LLM-as-a-Judge: Toward World Models for Slate Recommendation Systems
Baptiste Bonin, Maxime Heuillet, Audrey Durand
TL;DR
The paper tackles the challenge of offline evaluation for slate recommendation by proposing Large Language Models as world-model judges that perform pairwise slate comparisons based on short user histories. It formalizes slate-level preferences, defines an empirical regret objective to quantify alignment with user utility, and develops a prompt-design plus bias-mitigation pipeline to reliably elicit pairwise judgments from diverse LLM families. Across three tasks and multiple datasets, the authors demonstrate that LLM judges exhibit coherence properties that correlate with preference consistency and generally outperform random baselines, highlighting the potential of LLM-based world models as domain-agnostic substitutes for traditional simulators in offline evaluation. The work provides a transferable evaluation framework and actionable insights into when and how LLMs can reliably assess slate preferences, with implications for scalable, cross-domain recommender research.
Abstract
Modeling user preferences across domains remains a key challenge in slate recommendation (i.e. recommending an ordered sequence of items) research.

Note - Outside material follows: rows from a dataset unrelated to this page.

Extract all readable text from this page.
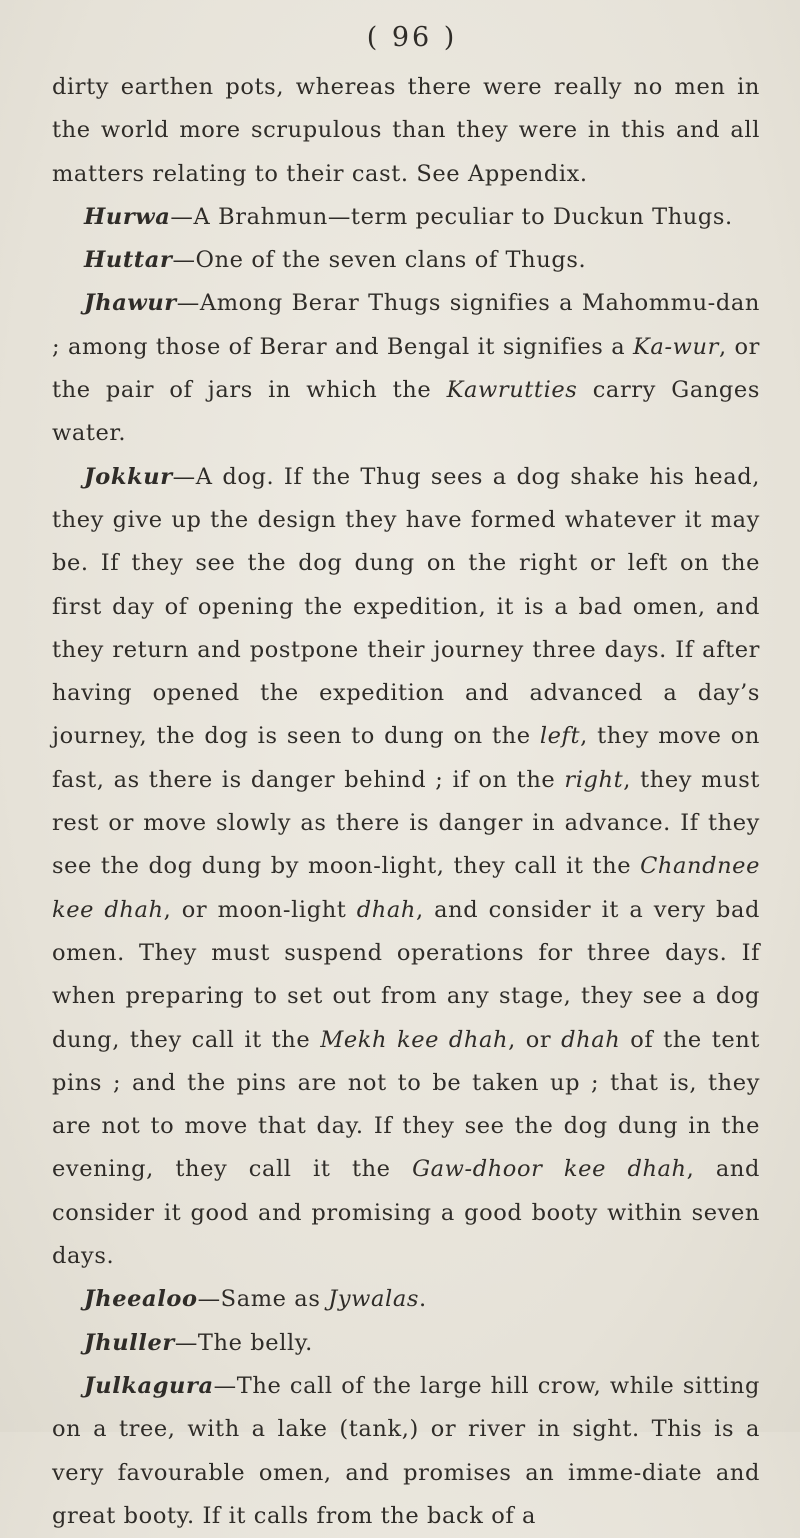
( 96 )

dirty earthen pots, whereas there were really no men in the world more scrupulous than they were in this and all matters relating to their cast. See Appendix.

Hurwa—A Brahmun—term peculiar to Duckun Thugs.

Huttar—One of the seven clans of Thugs.

Jhawur—Among Berar Thugs signifies a Mahommu-dan ; among those of Berar and Bengal it signifies a Ka-wur, or the pair of jars in which the Kawrutties carry Ganges water.

Jokkur—A dog. If the Thug sees a dog shake his head, they give up the design they have formed whatever it may be. If they see the dog dung on the right or left on the first day of opening the expedition, it is a bad omen, and they return and postpone their journey three days. If after having opened the expedition and advanced a day’s journey, the dog is seen to dung on the left, they move on fast, as there is danger behind ; if on the right, they must rest or move slowly as there is danger in advance. If they see the dog dung by moon-light, they call it the Chandnee kee dhah, or moon-light dhah, and consider it a very bad omen. They must suspend operations for three days. If when preparing to set out from any stage, they see a dog dung, they call it the Mekh kee dhah, or dhah of the tent pins ; and the pins are not to be taken up ; that is, they are not to move that day. If they see the dog dung in the evening, they call it the Gaw-dhoor kee dhah, and consider it good and promising a good booty within seven days.

Jheealoo—Same as Jywalas.

Jhuller—The belly.

Julkagura—The call of the large hill crow, while sitting on a tree, with a lake (tank,) or river in sight. This is a very favourable omen, and promises an imme-diate and great booty. If it calls from the back of a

We investigate how Large Language Models (LLM) can effectively act as world models of user preferences through pairwise reasoning over slates. We conduct an empirical study involving several LLMs on three tasks spanning different datasets. Our results reveal relationships between task performance and properties of the preference function captured by LLMs, hinting towards areas for improvement and highlighting the potential of LLMs as world models in recommender systems.